Je me rappelle sa voix poser calmement les mots et les concepts, dans le respect du langage et de notre écoute. Ce français impeccable, aussi articulé que sa pensée. Il parlait dans sa voix douce et grave, pleine, dans laquelle on l’entendait sourire. Son expression suivait sa pensée ; précise, intense, condensée, complexe et juste. Il laissait le temps aux mots de s’imprégner dans nos esprits.

C’était un parler voluptueux et tendre, que je pouvais écouter des heures évoquer les thèmes de la grâce, de la beauté et autres sujets sexy comme il affectionnait les appeler.

Sa voix était à la fois résolument mûre, en ce sens qu’elle était posée, calme, assurée, masculine et à la fois résolument moderne, empreinte d’espièglerie et d’érotisme.

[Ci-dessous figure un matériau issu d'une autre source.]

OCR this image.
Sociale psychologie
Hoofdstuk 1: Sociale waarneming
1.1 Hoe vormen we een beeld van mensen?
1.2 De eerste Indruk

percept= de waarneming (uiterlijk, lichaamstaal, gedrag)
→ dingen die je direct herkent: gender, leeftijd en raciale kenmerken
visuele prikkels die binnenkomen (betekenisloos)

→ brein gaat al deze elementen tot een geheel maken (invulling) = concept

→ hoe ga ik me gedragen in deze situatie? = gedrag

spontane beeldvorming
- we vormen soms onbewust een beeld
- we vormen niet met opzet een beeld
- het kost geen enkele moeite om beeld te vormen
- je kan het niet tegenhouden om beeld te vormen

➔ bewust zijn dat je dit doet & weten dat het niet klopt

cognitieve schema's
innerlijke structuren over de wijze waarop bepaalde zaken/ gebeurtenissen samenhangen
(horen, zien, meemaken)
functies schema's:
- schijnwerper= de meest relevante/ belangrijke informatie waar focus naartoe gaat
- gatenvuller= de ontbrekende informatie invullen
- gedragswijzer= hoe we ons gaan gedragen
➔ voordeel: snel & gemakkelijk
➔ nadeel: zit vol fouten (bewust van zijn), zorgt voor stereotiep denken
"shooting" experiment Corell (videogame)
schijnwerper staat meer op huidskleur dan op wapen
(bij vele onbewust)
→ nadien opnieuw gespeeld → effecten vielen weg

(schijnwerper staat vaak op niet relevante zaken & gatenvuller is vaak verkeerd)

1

Dans sa voix s’embrassaient le penseur et le séducteur, le vieil ami, l’épicurien. De ce parlé retenu, chaque mot révélé était cherché, pesé, et pensé. Une tension naissait de ce patient domptage de l’esprit qui faisait languir le mien.

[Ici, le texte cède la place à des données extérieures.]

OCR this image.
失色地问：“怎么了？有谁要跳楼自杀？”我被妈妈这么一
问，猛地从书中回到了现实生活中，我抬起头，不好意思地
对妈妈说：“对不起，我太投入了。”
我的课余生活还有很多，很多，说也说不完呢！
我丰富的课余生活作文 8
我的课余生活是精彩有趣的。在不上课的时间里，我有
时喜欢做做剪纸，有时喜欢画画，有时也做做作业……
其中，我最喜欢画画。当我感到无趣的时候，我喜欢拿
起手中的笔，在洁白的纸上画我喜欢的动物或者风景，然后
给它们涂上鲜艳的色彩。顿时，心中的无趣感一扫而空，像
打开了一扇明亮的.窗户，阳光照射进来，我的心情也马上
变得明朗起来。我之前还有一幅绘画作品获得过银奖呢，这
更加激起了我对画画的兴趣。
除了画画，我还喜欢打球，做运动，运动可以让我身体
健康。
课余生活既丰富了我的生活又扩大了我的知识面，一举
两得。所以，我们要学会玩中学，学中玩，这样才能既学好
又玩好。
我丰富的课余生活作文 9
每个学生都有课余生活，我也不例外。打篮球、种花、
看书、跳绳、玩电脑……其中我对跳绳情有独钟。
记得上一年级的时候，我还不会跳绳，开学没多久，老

Sa parole – un effeuillage, un strip-tease intellectuel.  Chaque mot était cueilli avec respect et justesse. Lentement, il cherchait, allongeant les voyelles, marquant une pause avant de déshabiller les mots de leur coquille de préjugés, avant de décortiquer les idées et les ouvrir face à nous, en douceur, avec allure. Il avait l’art de la juste tournure, ce mouvement furieusement érotique.

Il avait de l’allure, même quand, avec son air grave, il reniflait son coup d’air sec pour clore le sujet.